Mascarell detallaba que los 9 integrantes del equipo trabajan organizadas casi como si de una cadena de valor se tratara. “Con la universidad entendemos mejor qué tecnologías tienen más futuro. Es una tarea de scouting. Durante tres años, expertos internos y externos llevan a cabo una labor de seguimiento. “Elaboramos planes financieros y estratégicos, auditorías… pero sobre todo volcamos esfuerzos en dar forma a un producto enfocado a mercados y clientes concretos y reales. Probamos y pilotamos una y otra vez. En cuanto a la financiación, además de ayudar a las spin-offs a captar inversión, hemos puesto en marcha nuestro propio vehículo. Les acompañamos hasta fases seed y serie A, después ‘salimos’”.
El ejemplo de Cambridge
¿Qué ecosistemas de innovación y ciencia son un buen espejo en el que mirarnos?. Albert Mascarell huía de enclaves clásicos. “Nos hablaré de Boston ni Tel Aviv. Somos seguidores el modelo de la Universidad de Cambridge -con la que mantienen un alianza activa- y sus Deeptech Labs. Invierten recursos, fundamentalmente privados, pero con mucho sentido; no todo de golpe, sino paso a paso, mirando el detalle”.

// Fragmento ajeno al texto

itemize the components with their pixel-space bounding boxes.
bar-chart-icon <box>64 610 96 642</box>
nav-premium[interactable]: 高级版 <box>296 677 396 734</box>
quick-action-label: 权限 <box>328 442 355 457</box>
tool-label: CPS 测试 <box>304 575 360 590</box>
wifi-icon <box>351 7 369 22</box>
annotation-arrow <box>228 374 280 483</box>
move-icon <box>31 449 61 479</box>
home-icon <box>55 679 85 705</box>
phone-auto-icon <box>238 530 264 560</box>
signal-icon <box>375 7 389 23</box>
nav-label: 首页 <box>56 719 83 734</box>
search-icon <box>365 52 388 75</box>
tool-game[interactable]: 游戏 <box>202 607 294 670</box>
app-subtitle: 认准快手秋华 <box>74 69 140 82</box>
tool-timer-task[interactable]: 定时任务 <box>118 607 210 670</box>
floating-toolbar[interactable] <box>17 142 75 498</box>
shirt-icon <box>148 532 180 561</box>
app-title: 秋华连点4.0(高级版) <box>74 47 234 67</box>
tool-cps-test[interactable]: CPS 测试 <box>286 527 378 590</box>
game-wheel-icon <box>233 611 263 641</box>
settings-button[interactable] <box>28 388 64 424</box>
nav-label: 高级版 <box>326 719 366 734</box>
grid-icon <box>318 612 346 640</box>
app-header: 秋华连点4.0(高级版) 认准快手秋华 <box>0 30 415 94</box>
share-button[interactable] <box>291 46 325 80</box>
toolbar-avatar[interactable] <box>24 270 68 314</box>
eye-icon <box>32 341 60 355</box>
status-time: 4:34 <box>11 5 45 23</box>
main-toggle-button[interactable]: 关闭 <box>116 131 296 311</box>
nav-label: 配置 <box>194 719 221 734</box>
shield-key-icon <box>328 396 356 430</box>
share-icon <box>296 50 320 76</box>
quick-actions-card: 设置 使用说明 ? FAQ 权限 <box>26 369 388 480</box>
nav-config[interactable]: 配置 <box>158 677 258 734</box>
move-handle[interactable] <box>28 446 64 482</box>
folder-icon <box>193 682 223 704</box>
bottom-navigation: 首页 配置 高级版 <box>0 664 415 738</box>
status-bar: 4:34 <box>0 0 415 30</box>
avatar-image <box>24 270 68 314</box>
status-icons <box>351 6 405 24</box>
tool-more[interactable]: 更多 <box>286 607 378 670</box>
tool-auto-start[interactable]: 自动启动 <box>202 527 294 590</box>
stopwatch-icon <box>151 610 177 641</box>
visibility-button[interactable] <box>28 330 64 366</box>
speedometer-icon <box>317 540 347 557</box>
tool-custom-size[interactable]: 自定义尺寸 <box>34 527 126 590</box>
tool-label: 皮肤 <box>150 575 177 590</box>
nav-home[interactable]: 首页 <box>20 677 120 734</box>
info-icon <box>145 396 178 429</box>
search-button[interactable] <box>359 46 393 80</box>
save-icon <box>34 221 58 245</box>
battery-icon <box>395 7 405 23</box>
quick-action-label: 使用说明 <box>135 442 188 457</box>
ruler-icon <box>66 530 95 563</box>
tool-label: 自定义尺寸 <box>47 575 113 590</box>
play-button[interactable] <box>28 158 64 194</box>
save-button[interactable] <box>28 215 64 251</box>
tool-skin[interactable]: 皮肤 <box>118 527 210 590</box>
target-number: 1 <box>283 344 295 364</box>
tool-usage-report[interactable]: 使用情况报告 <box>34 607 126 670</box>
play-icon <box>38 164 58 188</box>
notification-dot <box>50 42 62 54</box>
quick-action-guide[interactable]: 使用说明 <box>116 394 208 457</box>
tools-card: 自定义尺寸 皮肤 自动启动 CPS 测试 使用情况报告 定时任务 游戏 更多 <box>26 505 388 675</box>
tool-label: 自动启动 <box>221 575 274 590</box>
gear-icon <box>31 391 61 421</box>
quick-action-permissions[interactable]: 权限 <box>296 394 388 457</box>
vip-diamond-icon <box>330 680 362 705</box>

“En MWCapital hacemos casi artesanía”, añadía. “Lanzamos unas 5-7 empresas cada año, que no está mal, pero con las salvedades de un ecosistema español desestructurado”. Mascarell establecía una comparativa con el funcionamiento de Cambridge. “Desarrollan una estrategia con modelos de transferencia donde todo el mundo conoce su rol con claridad. En España nos podemos pasar dos años negociando con una universidad o centro tecnológico para montar una empresa juntos. No tiene sentido, pero la normativa es así”.
Otras mejoras
Además de arquitecturas de sistemas de transferencia mas definidas, Mascarell explicaba la conveniencia de disponer de nuevas métricas. “Las habituales se basan en el número de spin-offs o en la cifra de patentes. En el mercado real, eso no tiene importancia. Sin embargo, es relevante conocer cuántas de esas spin-offs están vivas, cuánto facturan, cuántos millones de inversión han captado…”
MWCapital también apuesta por formar a los investigadores promotores de spin-offs para que puedan ser líderes de producto o encabezar la ciencia en sus compañías. “La mayoría quiere mantener la propiedad, pero no ser CEO. Lo que les gusta es investigar. Sin embargo, después de analizar más de 150 programas de pre-incubación e incubación en España, comprobamos que nadie les enseña esas destrezas”.
Para seguir mejorando en deep-tech, Albert Mascarell ha defendido las bondades de la compra pública de innovación y reclamaba políticas de innovación más estables, que no sean fruto de una ola con fecha de caducidad. Además, no subir el porcentaje de inversión en innovación es un lastre. No podemos gastar en I+D la mitad que otros ecosistemas punteros”.